Foto de BENCE BOROS en Unsplash
Dicen que las primeras veces nunca se olvidan y menos cuando se trata de un cuento de borrachos. Por eso, aún cuando han pasado años —y marcas, y texturas, y sabores…—desde aquel instante, yo no olvido el contexto en el que probé la cerveza por primera vez.
Mentiría si dijera que bebí mi primera fría cuando cumplí la mayoría de edad. Fría, pola, chela, birra, caguama…, lo mismo. Era diciembre del 2012, tenía 13 años y la tusa de aquel primer puppy love fallido a flor de piel. Mientras pensaba que aquel gusto no correspondido significaba el fin de mi vida amorosa, en mi mano tenía una botella escarchada que había sacado de la caba donde guardaban el licor.
Sin dudarlo —ni esperar una advertencia—, procedí a beber su contenido como si de un jugo se tratara.
Glup, glup, glup.
No faltó la voz de aliento que me decía “ten, prueba otra más”. Tres cervezas después yo lloraba desconsolada, pegada a un BlackBerry que tenía el botón de mando dañado y sin registrar lo que me decían en la otra línea.

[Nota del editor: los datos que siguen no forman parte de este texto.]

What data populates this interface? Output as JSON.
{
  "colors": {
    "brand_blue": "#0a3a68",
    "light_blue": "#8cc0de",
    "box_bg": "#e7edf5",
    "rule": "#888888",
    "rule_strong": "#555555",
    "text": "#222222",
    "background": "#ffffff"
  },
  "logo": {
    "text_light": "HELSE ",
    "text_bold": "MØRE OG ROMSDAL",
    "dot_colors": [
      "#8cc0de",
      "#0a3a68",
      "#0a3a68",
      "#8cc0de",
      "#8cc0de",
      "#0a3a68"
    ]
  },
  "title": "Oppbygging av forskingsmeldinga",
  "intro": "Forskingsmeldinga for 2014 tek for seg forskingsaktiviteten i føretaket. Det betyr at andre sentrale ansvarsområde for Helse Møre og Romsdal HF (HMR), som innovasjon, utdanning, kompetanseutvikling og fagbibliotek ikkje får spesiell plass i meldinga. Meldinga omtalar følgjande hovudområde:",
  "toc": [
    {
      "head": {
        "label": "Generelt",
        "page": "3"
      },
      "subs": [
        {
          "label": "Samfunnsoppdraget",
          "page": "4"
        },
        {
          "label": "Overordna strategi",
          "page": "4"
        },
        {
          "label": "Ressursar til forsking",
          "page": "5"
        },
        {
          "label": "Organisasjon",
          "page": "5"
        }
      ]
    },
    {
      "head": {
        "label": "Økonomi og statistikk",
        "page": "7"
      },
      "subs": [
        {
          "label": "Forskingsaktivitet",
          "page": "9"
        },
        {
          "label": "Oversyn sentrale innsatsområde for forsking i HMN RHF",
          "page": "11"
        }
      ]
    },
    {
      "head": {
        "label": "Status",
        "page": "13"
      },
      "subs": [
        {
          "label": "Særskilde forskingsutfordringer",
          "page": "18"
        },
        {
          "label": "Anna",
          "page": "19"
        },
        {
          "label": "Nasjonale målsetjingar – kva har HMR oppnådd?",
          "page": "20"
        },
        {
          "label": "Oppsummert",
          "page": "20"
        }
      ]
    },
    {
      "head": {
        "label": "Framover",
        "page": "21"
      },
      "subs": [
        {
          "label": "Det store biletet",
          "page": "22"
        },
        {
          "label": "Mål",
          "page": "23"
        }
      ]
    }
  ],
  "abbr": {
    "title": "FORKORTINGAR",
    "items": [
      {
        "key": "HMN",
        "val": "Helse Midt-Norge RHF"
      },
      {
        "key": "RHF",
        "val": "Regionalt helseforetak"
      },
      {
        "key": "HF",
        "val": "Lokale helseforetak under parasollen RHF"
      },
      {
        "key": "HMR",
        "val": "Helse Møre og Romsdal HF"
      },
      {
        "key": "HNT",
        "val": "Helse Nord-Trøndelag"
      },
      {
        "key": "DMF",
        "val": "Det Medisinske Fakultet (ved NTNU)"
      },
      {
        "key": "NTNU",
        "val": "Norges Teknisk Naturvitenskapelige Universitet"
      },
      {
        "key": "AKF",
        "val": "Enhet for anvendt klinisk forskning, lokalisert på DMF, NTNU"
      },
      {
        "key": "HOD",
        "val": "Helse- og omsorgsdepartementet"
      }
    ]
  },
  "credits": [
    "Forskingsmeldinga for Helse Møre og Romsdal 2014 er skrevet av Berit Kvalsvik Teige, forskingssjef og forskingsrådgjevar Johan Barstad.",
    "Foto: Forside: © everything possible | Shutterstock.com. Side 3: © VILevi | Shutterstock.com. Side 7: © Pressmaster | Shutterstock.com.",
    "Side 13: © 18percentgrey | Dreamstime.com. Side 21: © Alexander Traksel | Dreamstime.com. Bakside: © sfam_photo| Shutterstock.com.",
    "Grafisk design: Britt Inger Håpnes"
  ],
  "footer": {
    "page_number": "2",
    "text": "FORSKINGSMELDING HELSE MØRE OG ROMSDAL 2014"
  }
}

Quizás, si hubiera esperado hasta los 18 años para beber por primera vez, jamás habría tenido que gastar minutos, y de paso mi dignidad, aquella noche,
De hecho, eso de esperar hasta “tener edad legal” para consumir licor casi nunca sucede. Por eso, la cerveza es, para muchos, el primer acercamiento a la vida adulta. O a sentirse adulto.
El disfrutar de su amargura genera cierto status entre los amiguitos del barrio que aún no la han probado, o de aquellos cuyos paladares -aún infantiles- no alcanzan el grado de madurez necesaria para decir “oye, ¿sabes una cosa? La cerveza sabe bien”. Muy a pesar de que, en el fondo, el sabor no les genere placer alguno.
También es una forma de complicidad. Un contrato que firmas con aquella persona que te brinda una lata, botella o un pequeño vaso de esa sustancia espumante. Si no está el primo bacán que te brinda trago en las fiestas decembrinas cuando tus tíos no están viendo (guiño, guiño), puede suceder como el caso de Moisés* y su abuelo, quien le abrió las “puertas de la adultez” al darle a probar cerveza cuando tenía 10 años.
Aunque parezca raro (e ilegal), la experiencia de mi amigo no es nada extraordinaria o fuera de serie. Según un estudio del Centro de Estudios Longitudinales del Instituto de Educación del University College de Londres (Reino Unido) y la Universidad Estatal de Pensilvania (Estados Unidos) reseñado en la BBC, en uno de cada seis casos, “los padres les permiten o les dan de beber alcohol antes de cumplir 14 años”.
Aunque el estudio fue llevado a cabo en adolescentes del Reino Unido, en Colombia el panorama no es diferente. El argumento de los padres sigue siendo el permitir a los jóvenes experimentar la ingesta de licor en un “ambiente controlado”, permitiendo que aprendan a controlar los efectos adversos del consumo de licor.
Sin embargo, según una investigación de la Corporación Nuevos Rumbos en el país, esta práctica genera “10 veces mayor probabilidad de desarrollar consumos problemáticos y dependencia o adicciones al llegar a la adultez”.
Pero a decir verdad, la normalización del consumo de alcohol está tan presente en nuestras vidas que sería extraño que un adolescente no quisiera experimentar la sensación de beber por primera vez. Lo vemos en la publicidad -donde elexcesodealcoholesperjudicialparalasalud casi ni se entiende-, en cada tiendita donde vamos a comprar gaseosa y hasta en las cenas familiares de fin de año.
Mi amigo Oti no tuvo que esperar a que su familia le brindara la primera cerveza: él robó sorbos cuando recogía latas en el primer Festival de la Cerveza a escondidas de su mamá. Luis —ay Luis— lo hizo cuando rumbeaba con sus compañeros del colegio a sus 14 años. Concha y Playa en las fiestas patronales. Mary compró la suya a los 15 años con una contraseña falsa mientras que Dayana esperaba las reuniones familiares para tomarse los últimos traguitos de Costeñita que dejaba su tía.
Así, sin darnos cuenta, todos bebimos nuestra primera fría antes de siquiera aprender a derivar.